Of all the questions swirling around Telus Corp.’s chief executive shuffle, and there are many, two stand out.

The first: Was there really no one else? And, second, if that’s true, why not?

On Thursday, the telco stunned Bay Street with the news that long-time CEO Darren Entwistle would be leaving. His replacement: Victor Dodig, the former CEO of Canadian Imperial Bank of Commerce who has been on Telus’s board since 2022.

Mr. Entwistle has been in charge since 2000 – save for a brief, unusual interregnum – and Telus shares are in trouble, trading at 2014 prices. It was time for change. As for Mr. Dodig, he’s well known in Canada. He may not be from the telco world, but he’s not a wild-card outsider who might spook investors.

Telus names ex-CIBC chief Victor Dodig as CEO, replacing Darren Entwistle

Yet none of that helps to answer why or how it came to this. Of the many things boards of directors are responsible for, nothing matters more than succession planning – not just for the CEO, but for the entire executive management team.

Picking Mr. Dodig, who, by coincidence or not, also worked with Telus board chair John Manley when the latter chaired CIBC’s board, brings back all the whispers about Canada’s old boys club. And it’s particularly confusing after the recent controversy at Bank of Nova Scotia, when the lender named someone off its own board to be the next CEO – and he didn’t have industry experience, either. That one stunned Bay Street, and yet Telus figured it would still try it.

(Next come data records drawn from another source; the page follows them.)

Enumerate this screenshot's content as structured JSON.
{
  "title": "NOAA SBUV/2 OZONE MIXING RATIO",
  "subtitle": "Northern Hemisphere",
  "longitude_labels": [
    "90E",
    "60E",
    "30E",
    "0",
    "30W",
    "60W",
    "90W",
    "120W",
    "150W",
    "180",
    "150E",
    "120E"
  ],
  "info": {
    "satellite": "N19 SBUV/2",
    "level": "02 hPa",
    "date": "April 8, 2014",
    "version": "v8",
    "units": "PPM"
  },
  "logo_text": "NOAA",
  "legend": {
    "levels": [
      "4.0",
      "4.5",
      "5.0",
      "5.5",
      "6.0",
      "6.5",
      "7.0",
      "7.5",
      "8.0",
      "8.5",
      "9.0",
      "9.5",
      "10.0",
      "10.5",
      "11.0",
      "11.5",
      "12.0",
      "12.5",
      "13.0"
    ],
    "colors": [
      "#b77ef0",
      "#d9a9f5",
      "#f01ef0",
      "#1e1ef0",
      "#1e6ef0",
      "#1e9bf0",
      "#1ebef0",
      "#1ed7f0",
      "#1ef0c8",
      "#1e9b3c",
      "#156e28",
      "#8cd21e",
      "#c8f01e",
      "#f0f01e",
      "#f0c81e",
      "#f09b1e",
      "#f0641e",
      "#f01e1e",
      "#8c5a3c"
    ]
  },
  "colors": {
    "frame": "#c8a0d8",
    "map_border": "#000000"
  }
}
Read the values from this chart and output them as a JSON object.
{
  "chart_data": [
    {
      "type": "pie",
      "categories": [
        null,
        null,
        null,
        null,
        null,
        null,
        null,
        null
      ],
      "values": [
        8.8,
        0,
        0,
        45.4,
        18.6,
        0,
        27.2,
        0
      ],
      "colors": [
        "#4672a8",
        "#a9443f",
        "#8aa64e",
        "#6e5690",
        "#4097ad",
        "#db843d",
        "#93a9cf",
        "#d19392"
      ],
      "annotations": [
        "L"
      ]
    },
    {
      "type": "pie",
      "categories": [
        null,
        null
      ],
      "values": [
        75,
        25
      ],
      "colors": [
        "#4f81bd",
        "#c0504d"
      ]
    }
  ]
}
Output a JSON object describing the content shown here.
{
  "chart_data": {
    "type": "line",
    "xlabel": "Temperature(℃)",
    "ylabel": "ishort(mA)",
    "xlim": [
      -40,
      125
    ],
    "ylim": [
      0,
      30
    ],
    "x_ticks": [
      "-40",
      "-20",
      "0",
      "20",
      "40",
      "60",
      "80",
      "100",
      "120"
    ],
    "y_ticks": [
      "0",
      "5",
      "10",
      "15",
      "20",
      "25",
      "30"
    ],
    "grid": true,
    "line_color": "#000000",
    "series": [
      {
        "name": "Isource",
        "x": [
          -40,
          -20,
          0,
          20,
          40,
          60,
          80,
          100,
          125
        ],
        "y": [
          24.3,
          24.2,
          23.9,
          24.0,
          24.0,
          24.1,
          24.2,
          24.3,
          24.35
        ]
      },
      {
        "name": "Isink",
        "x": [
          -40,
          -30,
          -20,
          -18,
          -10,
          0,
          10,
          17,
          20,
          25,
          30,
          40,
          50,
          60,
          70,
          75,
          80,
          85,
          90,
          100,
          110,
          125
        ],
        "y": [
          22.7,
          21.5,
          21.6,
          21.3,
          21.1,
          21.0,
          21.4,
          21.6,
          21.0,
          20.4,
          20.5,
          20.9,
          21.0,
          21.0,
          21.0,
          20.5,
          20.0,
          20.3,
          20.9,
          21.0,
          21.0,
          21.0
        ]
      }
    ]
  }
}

Even more confounding: Mr. Manley said Thursday he’s been talking to Mr. Entwistle about succession since 2012. After all that time, was someone from a different industry, who has a close relationship with the board chair, really the only option?

“Fourteen years is a long enough time to groom people internally, to have a set of very viable candidates‚” said Sarah Kaplan, a professor emerita at the University of Toronto’s Rotman School of Management who specializes in corporate governance.

But it can’t all be pinned on the board, she added. “The CEO’s efforts in creating a talent pipeline is also important.”

Prof. Kaplan was speaking generally, but the point is particularly apt for Telus. There are CEOs who can’t let go, and then there’s Darren Entwistle. In a 2006 ROB Magazine profile that described him as something of a control freak, a consultant who’d worked closely with him said Mr. Entwistle operated on the “blind assumption that everybody had the same levels of energy and passion” as he himself did.

Mr. Entwistle has acknowledged this, and he’s said his low point came in December, 2004, when his dad was dying in the oncology unit of Montreal’s Jewish General Hospital. While that played out, Mr. Entwistle was downstairs in the lobby, focusing on a corporate deal. He said it was the ”biggest regret of my life.”

This drive, if you want to call it that, came out the last time Telus tried to change CEOs. In 2014, the company named chief commercial officer Joe Natale as its next leader, yet Mr. Entwistle wanted to remain executive chair and “retain ultimate accountability” for Telus’s strategy, operations and succession planning.

It lasted exactly one year. In 2015, Mr. Natale was out. The company tried to say it was for family reasons.

To the board’s credit, for the next seven years there wasn’t a burning reason to make another switch happen. Interest rates remained ultralow, and Telus, which has historically been loved by retail investors for its yield, saw its shares soar.

The question is why wasn’t more done during this era to nurture internal candidates. It’s been a rough go since, and Telus shares are now down 45 per cent from their 2022 peak. Investors are worried about the company’s debt level, and expansion opportunities, such as Telus Health, haven’t panned out.

The lesson from all this is that CEOs never want to let go. No one gets to that role without having a healthy ego. But it’s on boards to prepare and act during the good times. It’s tricky to make a change when everything feels right, but it’s so much worse when it looks like desperation.